Canadians who suspect that Inderjit Singh Reyat received the judicial deal of the century may soon have their suspicions confirmed.
Sentenced to five years for manslaughter in the deaths of 329 people (on top of five years in pre-trial custody), the man who helped build the bomb that blew up an Air-India jet on June 23, 1985, will be eligible on Thursday for unescorted temporary absences from jail. That will be just 10 months after he was sentenced, or one-sixth into his term. He may apply for day parole in April, and full parole next October, one-third of the way through his term.
But Mr. Reyat will have to apply to the National Parole Board for these releases, even for the temporary absences. If he does, the families of the victims will have the right to attend his hearings before the parole board. This may require a very large room. These may be the first parole-board hearings in Canadian history to require an auditorium.
To show that he is no longer dangerous, Mr. Reyat is supposed to demonstrate insight into his behaviour. This may not be easy for him to do. Anyone who witnessed Mr. Reyat's testimony in the trial of the two remaining accused in the worst act of mass murder in Canadian history knows that he is not a man given to troubling questions about himself. Yes, he allowed, he had wondered whether his actions had contributed to the deaths of 331 people (that figure includes two baggage handlers at Tokyo's Narita Airport, also on June 23, 1985); but no, he had not bothered to ask his two alleged co-conspirators, during their long days in jail together. So obtuse was he that the Crown tried (and failed) to have him declared a hostile witness.

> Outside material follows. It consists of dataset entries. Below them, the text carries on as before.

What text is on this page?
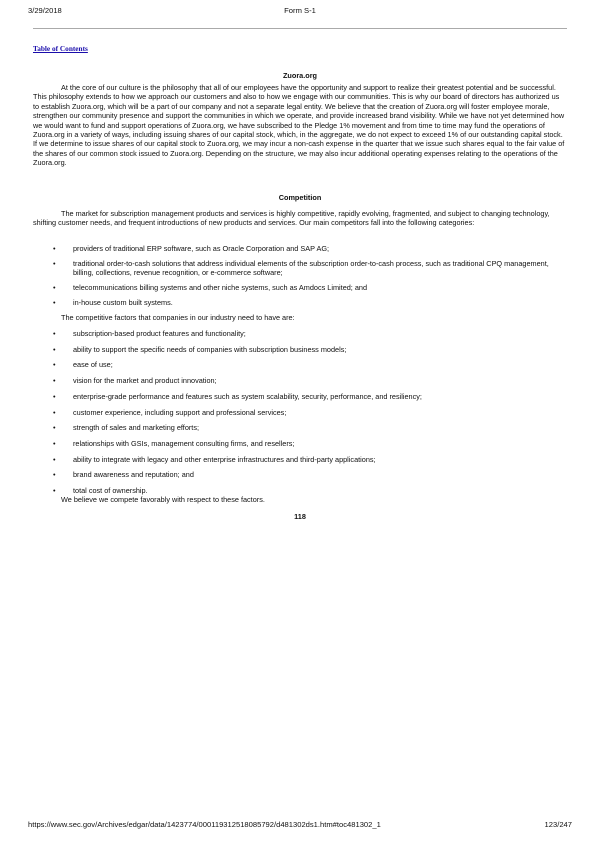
3/29/2018	Form S-1
Table of Contents
Zuora.org
At the core of our culture is the philosophy that all of our employees have the opportunity and support to realize their greatest potential and be successful. This philosophy extends to how we approach our customers and also to how we engage with our communities. This is why our board of directors has authorized us to establish Zuora.org, which will be a part of our company and not a separate legal entity. We believe that the creation of Zuora.org will foster employee morale, strengthen our community presence and support the communities in which we operate, and provide increased brand visibility. While we have not yet determined how we would want to fund and support operations of Zuora.org, we have subscribed to the Pledge 1% movement and from time to time may fund the operations of Zuora.org in a variety of ways, including issuing shares of our capital stock, which, in the aggregate, we do not expect to exceed 1% of our outstanding capital stock. If we determine to issue shares of our capital stock to Zuora.org, we may incur a non-cash expense in the quarter that we issue such shares equal to the fair value of the shares of our common stock issued to Zuora.org. Depending on the structure, we may also incur additional operating expenses relating to the operations of the Zuora.org.
Competition
The market for subscription management products and services is highly competitive, rapidly evolving, fragmented, and subject to changing technology, shifting customer needs, and frequent introductions of new products and services. Our main competitors fall into the following categories:
• providers of traditional ERP software, such as Oracle Corporation and SAP AG;
• traditional order-to-cash solutions that address individual elements of the subscription order-to-cash process, such as traditional CPQ management, billing, collections, revenue recognition, or e-commerce software;
• telecommunications billing systems and other niche systems, such as Amdocs Limited; and
• in-house custom built systems.
The competitive factors that companies in our industry need to have are:
• subscription-based product features and functionality;
• ability to support the specific needs of companies with subscription business models;
• ease of use;
• vision for the market and product innovation;
• enterprise-grade performance and features such as system scalability, security, performance, and resiliency;
• customer experience, including support and professional services;
• strength of sales and marketing efforts;
• relationships with GSIs, management consulting firms, and resellers;
• ability to integrate with legacy and other enterprise infrastructures and third-party applications;
• brand awareness and reputation; and
• total cost of ownership.
We believe we compete favorably with respect to these factors.
118
https://www.sec.gov/Archives/edgar/data/1423774/000119312518085792/d481302ds1.htm#toc481302_1	123/247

As Mr. Reyat's case suggested, a man who claims to know nothing, and wonder about nothing, may evade serious penalties for serious crimes. (The maximum penalty for manslaughter is life in jail.) There are echoes of the judicial deal of the previous century: the 12-year sentence given to Karla Homolka, who pleaded guilty to manslaughter in the deaths of three schoolgirls, including her sister, in the 1990s. But at least in that case Ms. Homolka agreed to give testimony that would help convict her co-conspirator, Paul Bernardo. Mr. Reyat, according to the Crown, promised nothing. And he kept his word.
So the parole board will be asking for insight from the man who said he helped make bombs but did not believe they would kill anyone. If Mr. Reyat applies for early release, the ensuing spectacle will be a reminder that Canadian justice missed the mark terribly on this one.